I just happened to be in need of a laxative to, er, help speed things along so I dug through the medicine cabinet and found said chocolatey "delight". After taking the recommended dosage I happened to take a gander at the tiny print on the end of it and noted that it had expired in Sept. of 2003.. hmm... well, it did lack a little flavor I guess. Not an hour later I made myself a cup of coffee and noticed we had no milk - which I usually use - so I got in the cupboard and got out some Coffeemate, which is good in a pinch. Just for fun, and remembering my earlier discovery of the antique medicine I checked the date on it. May 23, 2003. hmm.. well it tasted fine to me anyway. But I'm wondering if maybe it's time to clean out the cupboards.

Thursday, March 02, 2006

Just a Few Things

Yesterday started Lent so no more pop for us. Every year we give up pop (or soda if you will) for Lent as a family, and some of us make personal abstinences as well. A lot of people give up sweets, which is something I should do but haven't.
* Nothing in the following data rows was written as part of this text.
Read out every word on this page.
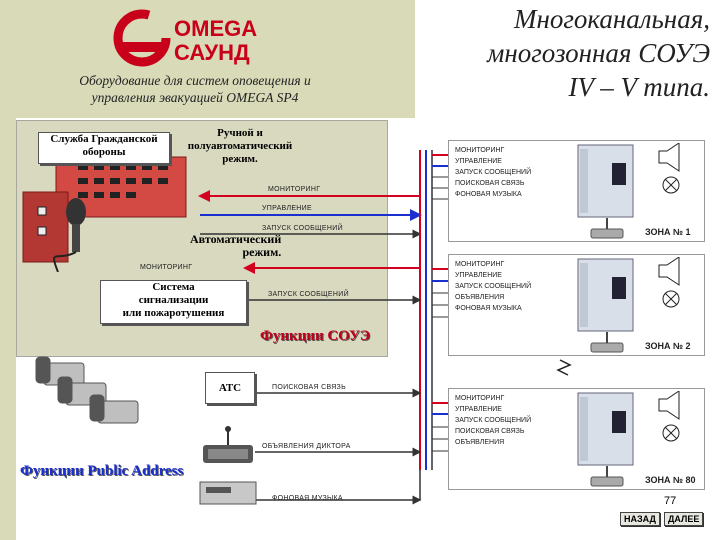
OMEGA
САУНД
Оборудование для систем оповещения и
управления эвакуацией OMEGA SP4
Многоканальная,
многозонная СОУЭ
IV – V типа.
Служба Гражданской
обороны
Ручной и
полуавтоматический
режим.
МОНИТОРИНГ
УПРАВЛЕНИЕ
ЗАПУСК СООБЩЕНИЙ
МОНИТОРИНГ
Автоматический
режим.
Система
сигнализации
или пожаротушения
ЗАПУСК СООБЩЕНИЙ
Функции СОУЭ
АТС	ПОИСКОВАЯ СВЯЗЬ
ОБЪЯВЛЕНИЯ ДИКТОРА
ФОНОВАЯ МУЗЫКА
Функции Public Address
МОНИТОРИНГ
УПРАВЛЕНИЕ
ЗАПУСК СООБЩЕНИЙ
ПОИСКОВАЯ СВЯЗЬ
ФОНОВАЯ МУЗЫКА
ЗОНА № 1
МОНИТОРИНГ
УПРАВЛЕНИЕ
ЗАПУСК СООБЩЕНИЙ
ОБЪЯВЛЕНИЯ
ФОНОВАЯ МУЗЫКА
ЗОНА № 2
МОНИТОРИНГ
УПРАВЛЕНИЕ
ЗАПУСК СООБЩЕНИЙ
ПОИСКОВАЯ СВЯЗЬ
ОБЪЯВЛЕНИЯ
ЗОНА № 80
77
НАЗАД	ДАЛЕЕ
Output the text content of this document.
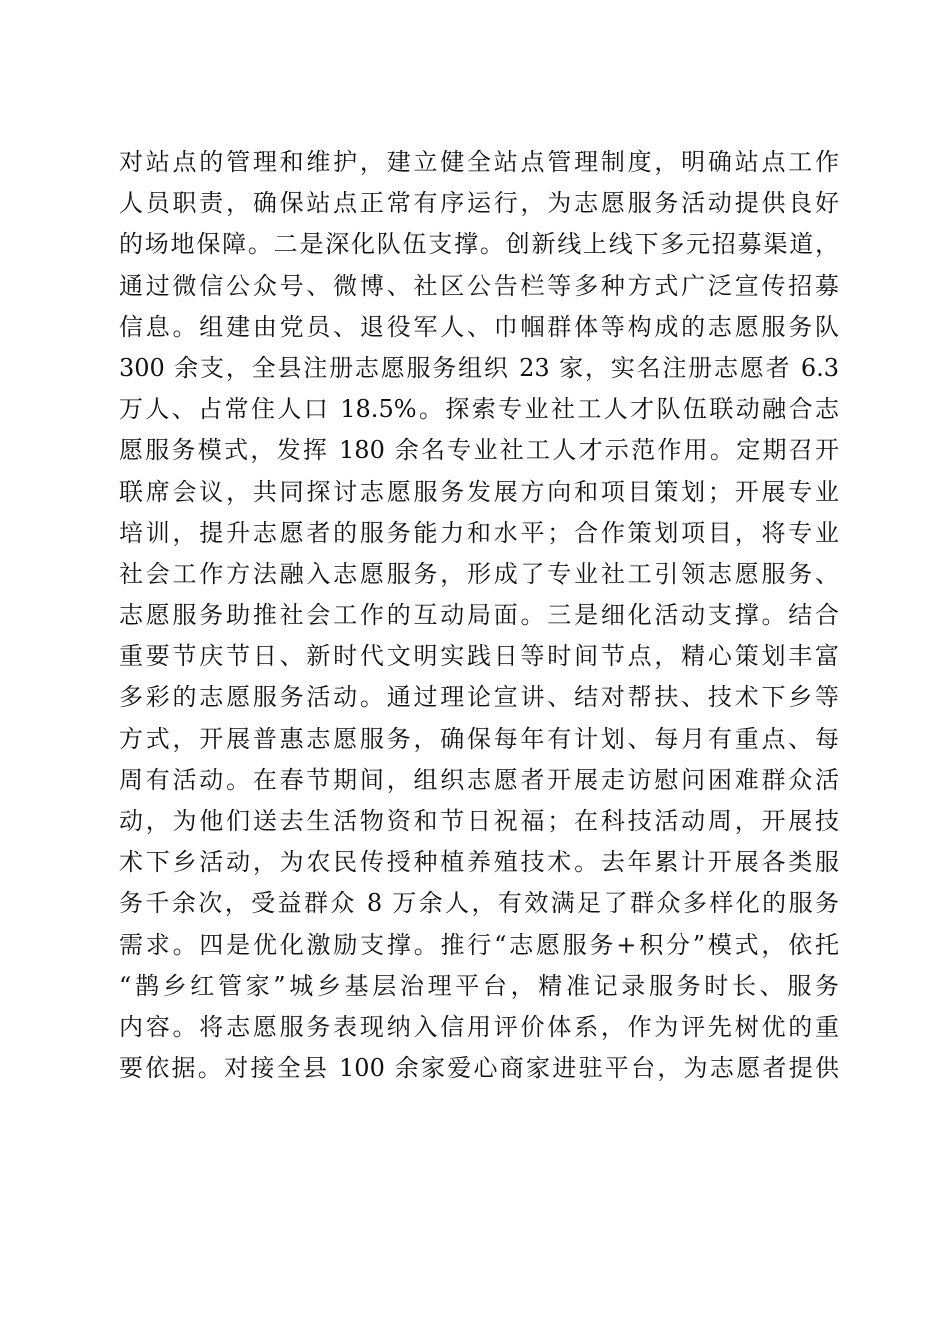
对站点的管理和维护，建立健全站点管理制度，明确站点工作
人员职责，确保站点正常有序运行，为志愿服务活动提供良好
的场地保障。二是深化队伍支撑。创新线上线下多元招募渠道，
通过微信公众号、微博、社区公告栏等多种方式广泛宣传招募
信息。组建由党员、退役军人、巾帼群体等构成的志愿服务队
300 余支，全县注册志愿服务组织 23 家，实名注册志愿者 6.3
万人、占常住人口 18.5%。探索专业社工人才队伍联动融合志
愿服务模式，发挥 180 余名专业社工人才示范作用。定期召开
联席会议，共同探讨志愿服务发展方向和项目策划；开展专业
培训，提升志愿者的服务能力和水平；合作策划项目，将专业
社会工作方法融入志愿服务，形成了专业社工引领志愿服务、
志愿服务助推社会工作的互动局面。三是细化活动支撑。结合
重要节庆节日、新时代文明实践日等时间节点，精心策划丰富
多彩的志愿服务活动。通过理论宣讲、结对帮扶、技术下乡等
方式，开展普惠志愿服务，确保每年有计划、每月有重点、每
周有活动。在春节期间，组织志愿者开展走访慰问困难群众活
动，为他们送去生活物资和节日祝福；在科技活动周，开展技
术下乡活动，为农民传授种植养殖技术。去年累计开展各类服
务千余次，受益群众 8 万余人，有效满足了群众多样化的服务
需求。四是优化激励支撑。推行“志愿服务+积分”模式，依托
“鹊乡红管家”城乡基层治理平台，精准记录服务时长、服务
内容。将志愿服务表现纳入信用评价体系，作为评先树优的重
要依据。对接全县 100 余家爱心商家进驻平台，为志愿者提供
My oldest son left this morning on a weekend vacation with his friend. It really worries me because they are driving to Canada with little money and no real plan. It's snowing like crazy here so I hope he doesn't run into any of this. His friend has a map, but my son is not good at following directions and gets lost going about anywhere, except to bed. Just hoping they don't do anything stupid that will start an international fiasco and lead to all out war with the Canucks.


The furnace guys got the new furnace hooked up and there's heat coming out of it! They've been at it all week and are moving along pretty good now that they've put almost all the ductwork in. Since it's pretty cold tonight we'll get a chance to see how much of a difference it makes.